Share Your Thoughts
It happens with acquaintances. We see someone rather unique at a gathering and are certain that we’ve met before. We speak to them, and if we are fortunate, they reciprocate the memory of a past meeting. Can this re-connection happen with a book? Happily, I experienced such serendipity with the opening story of Sindya Bhanoo’s collection Seeking Fortune Elsewhere, published in March by Catapult.
The first sentence of “Malliga Homes” said to me Hello, we’ve met before. “Mr. Swaminathan died suddenly, as he was walking back to his flat from the Veg dining hall after dinner.” Being a vegetarian myself, that detail of the “Veg” dining hall had lodged itself in my reading memory. I sensed that I might have previously read this story.
But how was that possible? I had in my hands a galley copy; the book had not yet been published. I recalled Bhanoo’s writing in The New York Times, but that was in the “Science” section, as far away from short fiction as a Big Mac is from my lips.
Each sentence renewed our connection; the story spoke to me. I spoke back in its margins. Had I previously read it in one of those little literary magazines? Had Sindya been in a fiction writing class with me?
‘An Image Gets Stuck In My Mind’
Suddenly, on page 16, there was a bolt of certain recognition. “I wish to hang up, but I think of my husband, and his palm on mine. I soften my tone.” It was as if I was at a social gathering, and that acquaintance introduces her husband. He says Namaste in that reassuring, unforgettable way, and you are sure that you’ve met before.
I know this couple I exclaimed. How could I ever forget that spousal palm gently warning one to not trespass a boundary?
Interview With Sindya Bhanoo
India Currents: Sindya, congratulations on your collection of stories. Before we dive into your marvelous short story collection, can you tell our readers about your life outside of writing fiction? Where’s home for you?

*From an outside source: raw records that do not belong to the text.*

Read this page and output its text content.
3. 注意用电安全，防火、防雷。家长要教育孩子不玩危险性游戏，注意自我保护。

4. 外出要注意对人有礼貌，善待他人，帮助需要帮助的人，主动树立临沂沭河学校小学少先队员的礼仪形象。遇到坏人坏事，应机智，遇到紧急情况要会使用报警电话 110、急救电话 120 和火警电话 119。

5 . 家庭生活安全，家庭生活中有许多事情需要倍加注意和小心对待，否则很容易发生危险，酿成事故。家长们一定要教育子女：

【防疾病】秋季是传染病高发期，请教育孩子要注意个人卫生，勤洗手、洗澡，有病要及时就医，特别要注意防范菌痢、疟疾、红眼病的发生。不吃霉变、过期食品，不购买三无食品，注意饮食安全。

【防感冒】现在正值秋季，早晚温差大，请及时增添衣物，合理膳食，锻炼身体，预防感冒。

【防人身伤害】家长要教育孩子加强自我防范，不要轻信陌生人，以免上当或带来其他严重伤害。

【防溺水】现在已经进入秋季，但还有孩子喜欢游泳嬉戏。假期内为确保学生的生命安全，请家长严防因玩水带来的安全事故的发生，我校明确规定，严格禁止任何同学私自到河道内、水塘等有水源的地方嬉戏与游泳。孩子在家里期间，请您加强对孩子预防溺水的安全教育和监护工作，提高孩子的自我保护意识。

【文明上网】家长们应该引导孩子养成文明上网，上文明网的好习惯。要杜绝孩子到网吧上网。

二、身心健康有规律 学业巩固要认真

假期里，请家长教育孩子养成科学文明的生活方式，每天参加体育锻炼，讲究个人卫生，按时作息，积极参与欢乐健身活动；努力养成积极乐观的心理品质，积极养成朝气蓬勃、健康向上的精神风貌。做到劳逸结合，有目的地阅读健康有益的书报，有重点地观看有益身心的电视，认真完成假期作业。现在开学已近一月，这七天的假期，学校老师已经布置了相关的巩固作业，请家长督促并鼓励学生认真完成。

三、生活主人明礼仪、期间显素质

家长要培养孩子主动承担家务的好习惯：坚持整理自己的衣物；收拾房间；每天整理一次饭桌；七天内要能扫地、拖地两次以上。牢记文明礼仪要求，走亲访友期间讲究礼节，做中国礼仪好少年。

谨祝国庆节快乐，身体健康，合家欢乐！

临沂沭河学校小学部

Sindya: Currently, home is Austin, Texas but many places in Seeking Fortune Elsewhere were once home- Pittsburgh, Eastern Washington, Northern California. My parents are from Tamil Nadu, and I have spent a lot of time there as well. My work as a journalist has taken me around the world. My sense of place, as a result, and perhaps home as well, is scattered. (The veteran reporter has worked for The New York Times and The Washington Post)
IC: What comes first for you when you are writing a story? Setting? Character? Plot? Theme?
Sindya: Almost always an image. Usually an image gets stuck in my mind. I use that image to enter the imaginary world and investigate the lives of my characters. In “Malliga Homes,” it was a husband’s hand over his wife’s. I knew, too, that the wife was a widow, that this was her memory. In “Amma,” it was a caravan of Ambassador cars. The whole process takes me a very long time. If you know a better way, please let me know.
IC: How do your real-world experiences inform your fiction? In other words, have you lived in all the settings you write about? In what way are your characters modeled after people you have known?
Sindya: Some stories are set in places I’ve lived, but not all. My characters are not based on people I know but tiny fragments of my life might be found scattered throughout the book. My fictional worlds become very real to me and they transcend whatever kernel of truth I might have used to start the story. When a character takes on a life of their own it is a magical moment in the writing process. Generally, though, I do start with a tiny piece of reality. In “No. 16 Model House,” for instance, I knew that I was entering a world where many family homes were being turned into multi-story buildings with flats.
A Quiet Gem
IC: Is there a novel you return to over and over again? Who are you reading right now?
Sindya: I love the work of William Trevor, Chimamanda Ngozi Adichie, Elizabeth Strout, Alice Munro, Jhumpa Lahiri, and Edwidge Danticat. Right now, I’m reading Howard’s End by E.M. Forster, a book that is over 100 years old. I’m also about to start The School for Good Mothers by Jessamine Chen.
IC: Before we close, let’s talk about the story with which I opened the book review: “Malliga Homes.” Thank you for this quiet gem, an accomplishment of understatement and melancholy, which won the O. Henry Prize.
Sindya: “Malliga Homes” has received an overwhelming response. It’s been a joy to hear from readers from around the world. The story is about a lonely widow in a retirement community in India, whose daughter lives in the United States. I think it hit a chord because it came out during the pandemic and so many families dealt with the kind of separation that my main character, Kamala, faces with her daughter.
IC: What is one piece of advice that you wish someone had given you before you began writing fiction?
Sindya: It takes time. So give it time. And observe the world as closely as possible.